Last week Congress passed a bill to repeal Obamacare, called the American Health Care Act, and now it is the Senate’s turn to craft a bill, so that it can be reconciled with Congress’ bill.
One of the core provisions of Obamacare is the “community rating” price controls, which charge all people in a zip code area that are the same age, the same amount, regardless of risk. This is what has caused premiums to skyrocket. There is no fundamental change to this rule, but the bill does provide the options for states to allow underwriting, a change that should dramatically reduce premiums.

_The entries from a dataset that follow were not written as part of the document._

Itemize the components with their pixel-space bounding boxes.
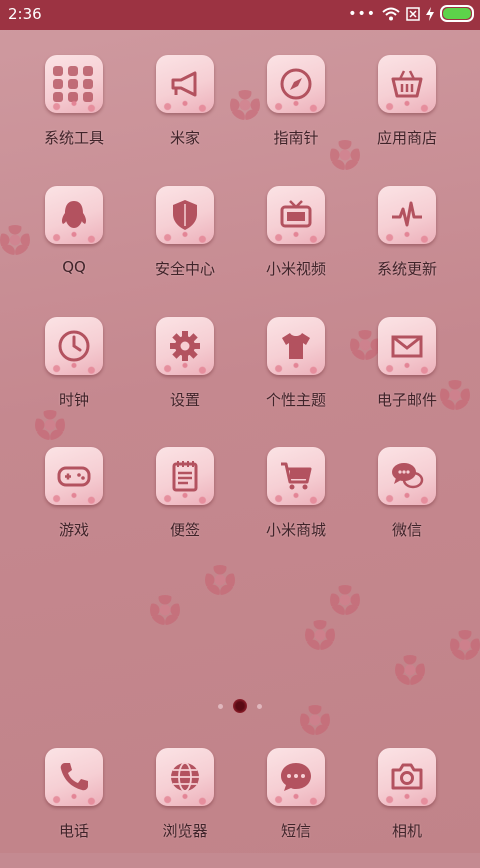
camera-icon <box>378 748 436 806</box>
dock: 电话 浏览器 短信 相机 <box>0 0 480 853</box>
globe-icon <box>156 748 214 806</box>
app-label: 电话 <box>58 822 89 840</box>
app-label: 相机 <box>391 822 422 840</box>
app-label: 短信 <box>280 822 311 840</box>
app-messages[interactable]: 短信 <box>241 748 351 868</box>
app-phone[interactable]: 电话 <box>19 748 129 868</box>
app-browser[interactable]: 浏览器 <box>130 748 240 868</box>
app-label: 浏览器 <box>162 822 208 840</box>
app-camera[interactable]: 相机 <box>352 748 462 868</box>
phone-icon <box>45 748 103 806</box>
message-icon <box>267 748 325 806</box>
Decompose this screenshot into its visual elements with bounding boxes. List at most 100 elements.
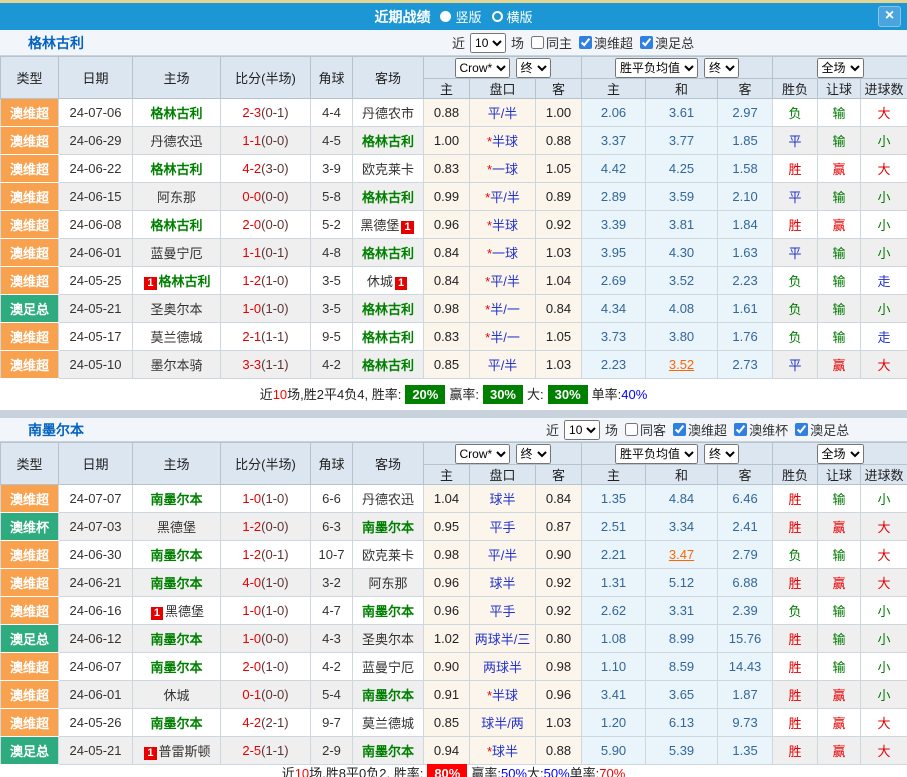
handicap-line: *平/半	[470, 267, 536, 295]
scope-controls: 全场	[773, 57, 907, 79]
odds-away: 1.03	[536, 709, 582, 737]
avg-draw: 3.52	[646, 267, 718, 295]
summary-part: 赢率:	[471, 766, 501, 777]
col-date: 日期	[59, 57, 133, 99]
goals-outcome: 大	[861, 351, 907, 379]
home-team-name: 南墨尔本	[150, 660, 202, 675]
same-venue-filter[interactable]: 同客	[621, 420, 666, 439]
league-filter[interactable]: 澳维杯	[730, 420, 788, 439]
scope-select[interactable]: 全场	[817, 444, 864, 464]
away-team: 休城1	[353, 267, 424, 295]
league-type-badge: 澳维超	[1, 653, 59, 681]
league-filter[interactable]: 澳足总	[636, 33, 694, 52]
same-venue-filter[interactable]: 同主	[527, 33, 572, 52]
league-checkbox[interactable]	[734, 423, 747, 436]
corners: 6-3	[311, 513, 353, 541]
odds-away: 0.88	[536, 127, 582, 155]
avg-lose: 1.85	[718, 127, 773, 155]
avg-lose: 9.73	[718, 709, 773, 737]
avg-select[interactable]: 胜平负均值	[615, 58, 698, 78]
fulltime-score: 2-1	[242, 329, 261, 344]
score: 1-0(1-0)	[221, 485, 311, 513]
recent-count-select[interactable]: 10	[470, 33, 506, 53]
radio-unselected-icon[interactable]	[492, 11, 503, 22]
radio-selected-icon[interactable]	[440, 11, 451, 22]
league-checkbox[interactable]	[640, 36, 653, 49]
match-row: 澳维超24-05-26南墨尔本4-2(2-1)9-7莫兰德城0.85球半/两1.…	[1, 709, 907, 737]
avg-lose: 1.87	[718, 681, 773, 709]
handicap-outcome: 输	[818, 625, 861, 653]
odds-away: 0.84	[536, 295, 582, 323]
same-venue-checkbox[interactable]	[531, 36, 544, 49]
same-venue-checkbox[interactable]	[625, 423, 638, 436]
summary-part: 30%	[548, 385, 588, 404]
goals-outcome: 小	[861, 681, 907, 709]
home-team-name: 休城	[163, 688, 189, 703]
close-icon[interactable]: ×	[878, 6, 901, 27]
score: 1-1(0-1)	[221, 239, 311, 267]
goals-outcome: 大	[861, 513, 907, 541]
avg-draw: 8.99	[646, 625, 718, 653]
score: 1-0(0-0)	[221, 625, 311, 653]
home-team: 蓝曼宁厄	[133, 239, 221, 267]
away-team: 南墨尔本	[353, 597, 424, 625]
odds-home: 0.99	[424, 183, 470, 211]
league-type-badge: 澳维超	[1, 183, 59, 211]
recent-results-dialog: 近期战绩 竖版横版 × 格林古利近10场同主澳维超澳足总类型日期主场比分(半场)…	[0, 0, 907, 777]
halftime-score: (0-0)	[261, 631, 288, 646]
goals-outcome: 大	[861, 569, 907, 597]
league-filter[interactable]: 澳维超	[575, 33, 633, 52]
score: 2-3(0-1)	[221, 99, 311, 127]
fulltime-score: 1-1	[242, 245, 261, 260]
league-checkbox[interactable]	[795, 423, 808, 436]
final-select[interactable]: 终	[516, 444, 551, 464]
radio-label[interactable]: 横版	[507, 7, 533, 26]
summary-part: 近	[260, 387, 273, 402]
col-away: 客场	[353, 57, 424, 99]
odds-away: 0.92	[536, 597, 582, 625]
avg-controls: 胜平负均值终	[582, 57, 773, 79]
company-select[interactable]: Crow*	[455, 58, 510, 78]
result-outcome: 胜	[773, 485, 818, 513]
away-team: 欧克莱卡	[353, 541, 424, 569]
col-type: 类型	[1, 443, 59, 485]
summary-part: 单率:	[592, 387, 622, 402]
team-section-header: 格林古利近10场同主澳维超澳足总	[0, 30, 907, 56]
result-outcome: 平	[773, 183, 818, 211]
halftime-score: (0-1)	[261, 245, 288, 260]
avg-select[interactable]: 胜平负均值	[615, 444, 698, 464]
corners: 9-5	[311, 323, 353, 351]
away-team-name: 南墨尔本	[362, 744, 414, 759]
away-team: 阿东那	[353, 569, 424, 597]
summary-part: 单率:	[570, 766, 600, 777]
goals-outcome: 大	[861, 737, 907, 765]
final-select[interactable]: 终	[516, 58, 551, 78]
final-select[interactable]: 终	[704, 58, 739, 78]
summary-part: 70%	[599, 766, 625, 777]
odds-home: 0.88	[424, 99, 470, 127]
odds-away: 0.84	[536, 485, 582, 513]
league-checkbox[interactable]	[579, 36, 592, 49]
away-team: 南墨尔本	[353, 513, 424, 541]
league-filter[interactable]: 澳足总	[791, 420, 849, 439]
recent-count-select[interactable]: 10	[564, 420, 600, 440]
corners: 10-7	[311, 541, 353, 569]
away-team-name: 格林古利	[362, 246, 414, 261]
avg-lose: 2.41	[718, 513, 773, 541]
home-team-name: 南墨尔本	[150, 632, 202, 647]
company-select[interactable]: Crow*	[455, 444, 510, 464]
score: 4-0(1-0)	[221, 569, 311, 597]
league-checkbox[interactable]	[673, 423, 686, 436]
handicap-outcome: 赢	[818, 737, 861, 765]
final-select[interactable]: 终	[704, 444, 739, 464]
col-handicap: 让球	[818, 465, 861, 485]
radio-label[interactable]: 竖版	[455, 7, 481, 26]
avg-draw: 3.34	[646, 513, 718, 541]
corners: 5-4	[311, 681, 353, 709]
away-team: 丹德农市	[353, 99, 424, 127]
league-filter[interactable]: 澳维超	[669, 420, 727, 439]
goals-outcome: 小	[861, 239, 907, 267]
team-name: 南墨尔本	[28, 420, 84, 440]
avg-lose: 1.35	[718, 737, 773, 765]
scope-select[interactable]: 全场	[817, 58, 864, 78]
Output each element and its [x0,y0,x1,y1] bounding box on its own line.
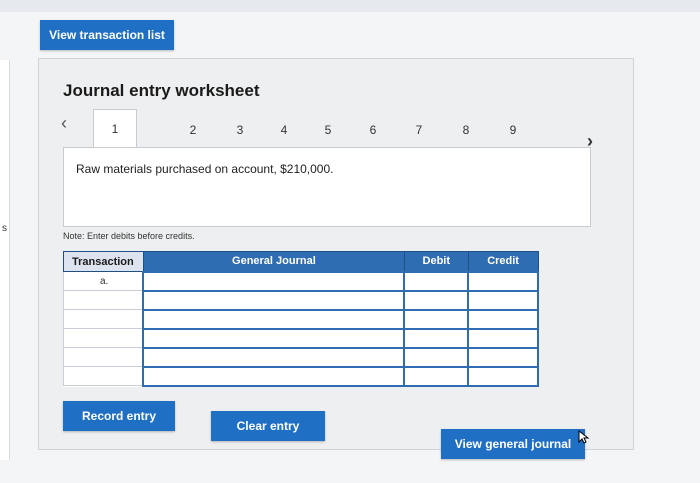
credit-input[interactable] [467,308,539,330]
transaction-cell [63,328,144,348]
debit-input[interactable] [403,365,470,387]
table-row [63,289,539,311]
transaction-column-header: Transaction [63,251,144,272]
table-row [63,346,539,368]
debit-input[interactable] [403,308,470,330]
tab-3[interactable]: 3 [230,123,250,137]
credit-input[interactable] [467,327,539,349]
debits-note: Note: Enter debits before credits. [63,231,195,241]
account-input[interactable] [142,289,406,311]
credit-column-header: Credit [467,251,539,272]
account-input[interactable] [142,308,406,330]
debit-input[interactable] [403,346,470,368]
debit-input[interactable] [403,270,470,292]
account-input[interactable] [142,327,406,349]
tab-5[interactable]: 5 [318,123,338,137]
debit-input[interactable] [403,327,470,349]
mouse-cursor-icon [578,430,590,444]
table-row: a. [63,270,539,292]
general-journal-table: Transaction General Journal Debit Credit… [63,251,539,387]
worksheet-tabs: 1 2 3 4 5 6 7 8 9 [93,109,523,149]
view-general-journal-button[interactable]: View general journal [441,429,585,459]
debit-input[interactable] [403,289,470,311]
tab-1[interactable]: 1 [93,109,137,149]
entry-description: Raw materials purchased on account, $210… [76,162,334,176]
left-panel-edge [0,60,10,460]
clear-entry-button[interactable]: Clear entry [211,411,325,441]
transaction-cell: a. [63,271,144,291]
credit-input[interactable] [467,365,539,387]
top-strip [0,0,700,12]
transaction-cell [63,309,144,329]
debit-column-header: Debit [403,251,469,272]
account-input[interactable] [142,365,406,387]
tab-6[interactable]: 6 [363,123,383,137]
credit-input[interactable] [467,289,539,311]
transaction-cell [63,347,144,367]
general-journal-column-header: General Journal [142,251,405,272]
left-edge-mark: s [2,223,7,234]
journal-header-row: Transaction General Journal Debit Credit [63,251,539,272]
worksheet-title: Journal entry worksheet [63,81,260,100]
tab-8[interactable]: 8 [456,123,476,137]
tab-7[interactable]: 7 [409,123,429,137]
transaction-cell [63,290,144,310]
table-row [63,308,539,330]
tab-9[interactable]: 9 [503,123,523,137]
table-row [63,327,539,349]
tab-4[interactable]: 4 [274,123,294,137]
tab-2[interactable]: 2 [183,123,203,137]
transaction-cell [63,366,144,386]
credit-input[interactable] [467,346,539,368]
chevron-left-icon[interactable]: ‹ [61,114,79,132]
view-transaction-list-button[interactable]: View transaction list [40,20,174,50]
record-entry-button[interactable]: Record entry [63,401,175,431]
credit-input[interactable] [467,270,539,292]
account-input[interactable] [142,346,406,368]
entry-description-box: Raw materials purchased on account, $210… [63,147,591,227]
journal-entry-worksheet: Journal entry worksheet ‹ › 1 2 3 4 5 6 … [38,58,634,459]
table-row [63,365,539,387]
account-input[interactable] [142,270,406,292]
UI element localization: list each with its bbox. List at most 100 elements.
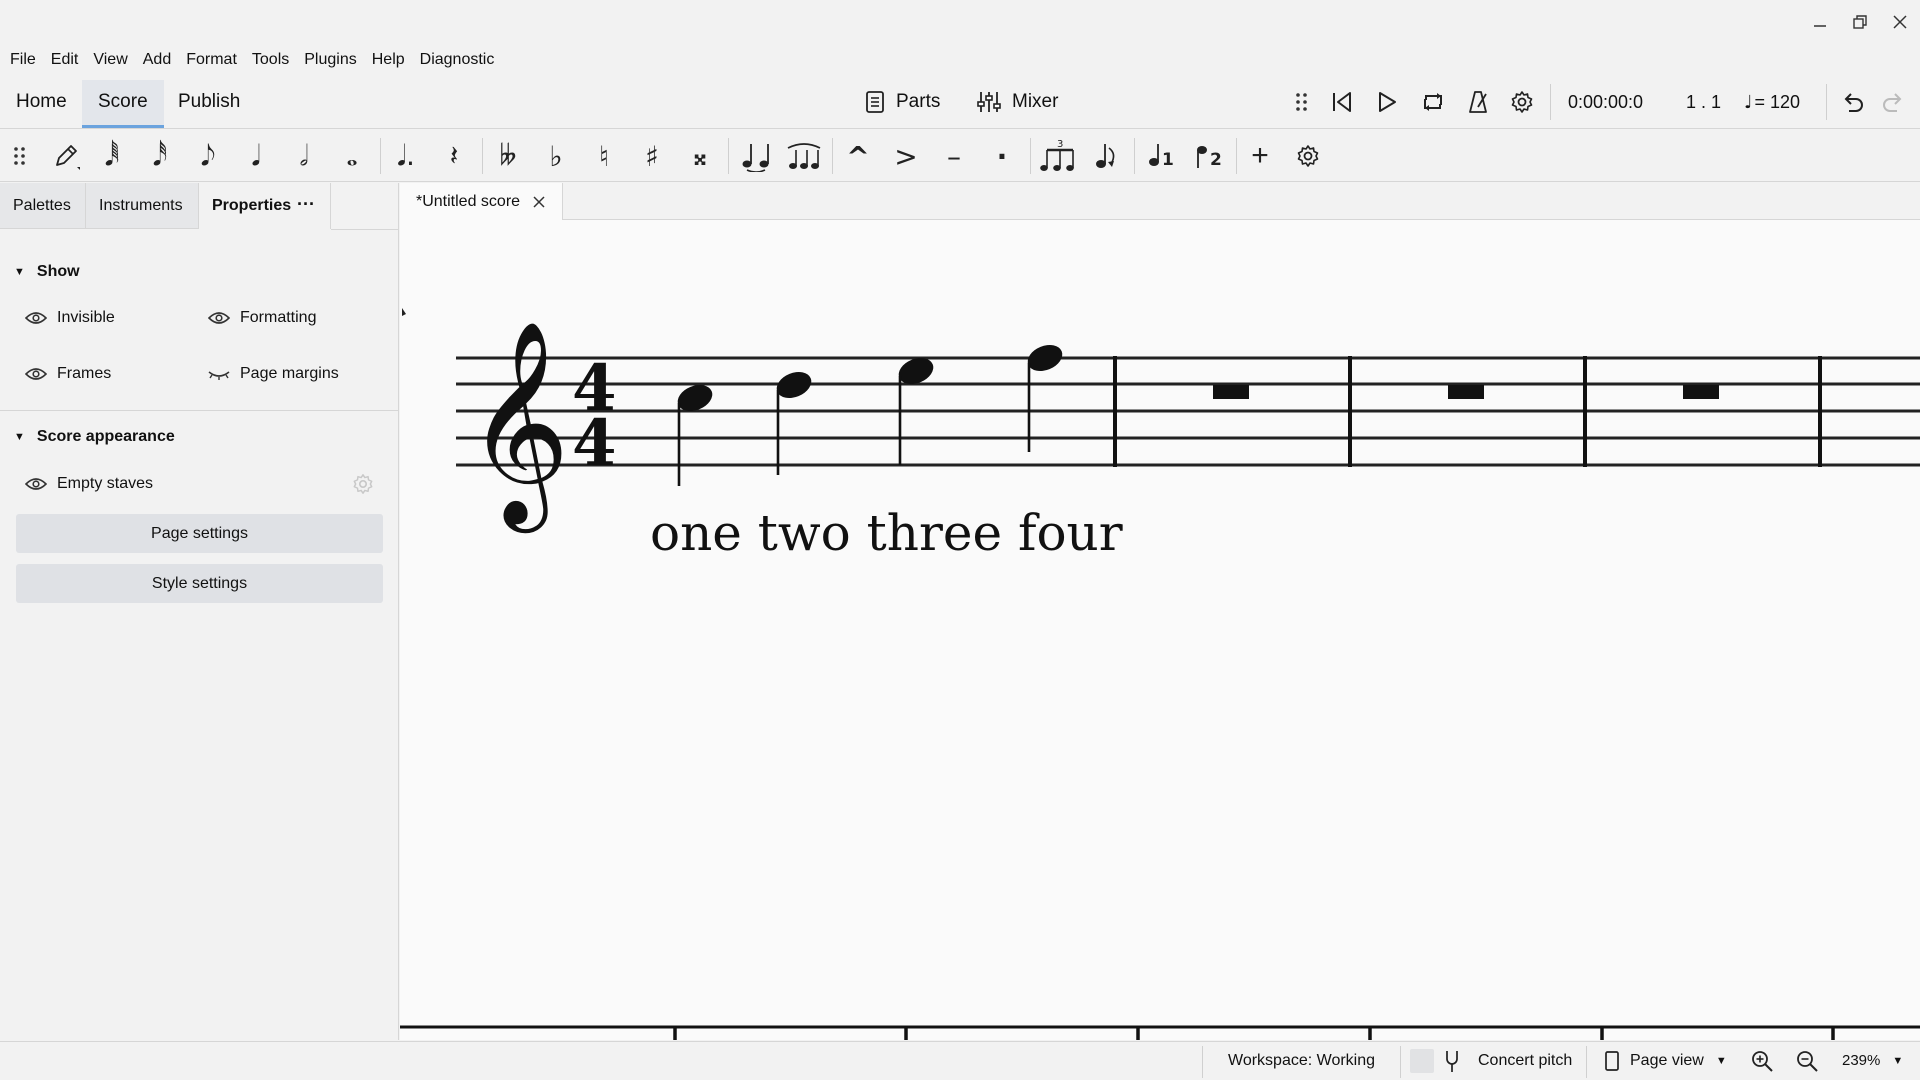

- The mandate is repealed, and people would no longer be required to purchase a plan, unless they want to.
- Individuals who forgo health insurance for more than 63 days must pay a 30% surcharge on their insurance premiums for a year. (The purpose is to encourage people to obtain and keep coverage while they are healthy.)
- Companies are not required to offer coverage to their employees.
- Repeals most Obamacare taxes (This includes higher Medicare taxes on the wealthy, taxes on medical devices, health insurers, drug companies, investment income, tanning salons, and higher quality health insurance plans.)
- Allows states to decide if they want to mandate certain benefits, and what those mandates would be (including requirements that all policies cover maternity care or contraceptives)
- Allows underwriting if the states that decide they want it in order to lower premiums. Allocates $8 billion to help states subsidize high-risk patients.
- Gives states greater flexibility in administering Medicaid, and cuts federal funding
- Insurance companies must still charge males and females the same rates, despite the risks.
- Insurers could charge young people as little as 1/5 what they charge an older person (as opposed to 1/3). This could help lower costs for young people, and get more healthy people into the risk pool.
- Expands tax credits to more middle-class Americans. Costs are likely to go up for some lower income people.
Greater HSA Impact
HSAs, or health savings accounts, allow people to set aside pre-tax money to pay for future medical expenses. The more that the individual consumer is involved in the purchase decision, the more price-sensitive they will be, and thus the more responsive the healthcare providers should be.
Anything that can increase price transparency and competition in the medical industry will help lower costs for everyone. Here are some of the main changes having to do with HSAs.
- Doubles the HSA contribution limits to match the current out-of-pocket max. This would raise the contribution limit for an individual from $3,400 to $6,500, and from $6,750 to $13,100 for a family.
- Cuts the penalty for non-medical-related HSA withdrawals before age 65 from 20% (under Obamacare) back to 10%.
- Reestablishes the right to pay for over-the counter-medications without a prescription with your health savings account dollars. We support this, as there is no reason to force people to purchase prescription medication (and pay for an accompanying doctor visit), when and over-the-counter medication would suffice.
- Allows a couple to both make catchup contributions to the same account.
Much of the other hysteria you may have seen in social media about the bill is from people who may not clearly understand how this bill works. People with pre-existing conditions are not all about to lose their coverage, and minor health problems like acne will not prevent you from obtaining health insurance.
While there are some positive changes that will help lower costs in the states that take advantage of the opportunity, I’d personally prefer to see even more emphasis on HSAs, allowing anyone to contribute to one, raising the contribution limits even more.
And, of course, none of this means anything until the Senate comes out with their version of the bill.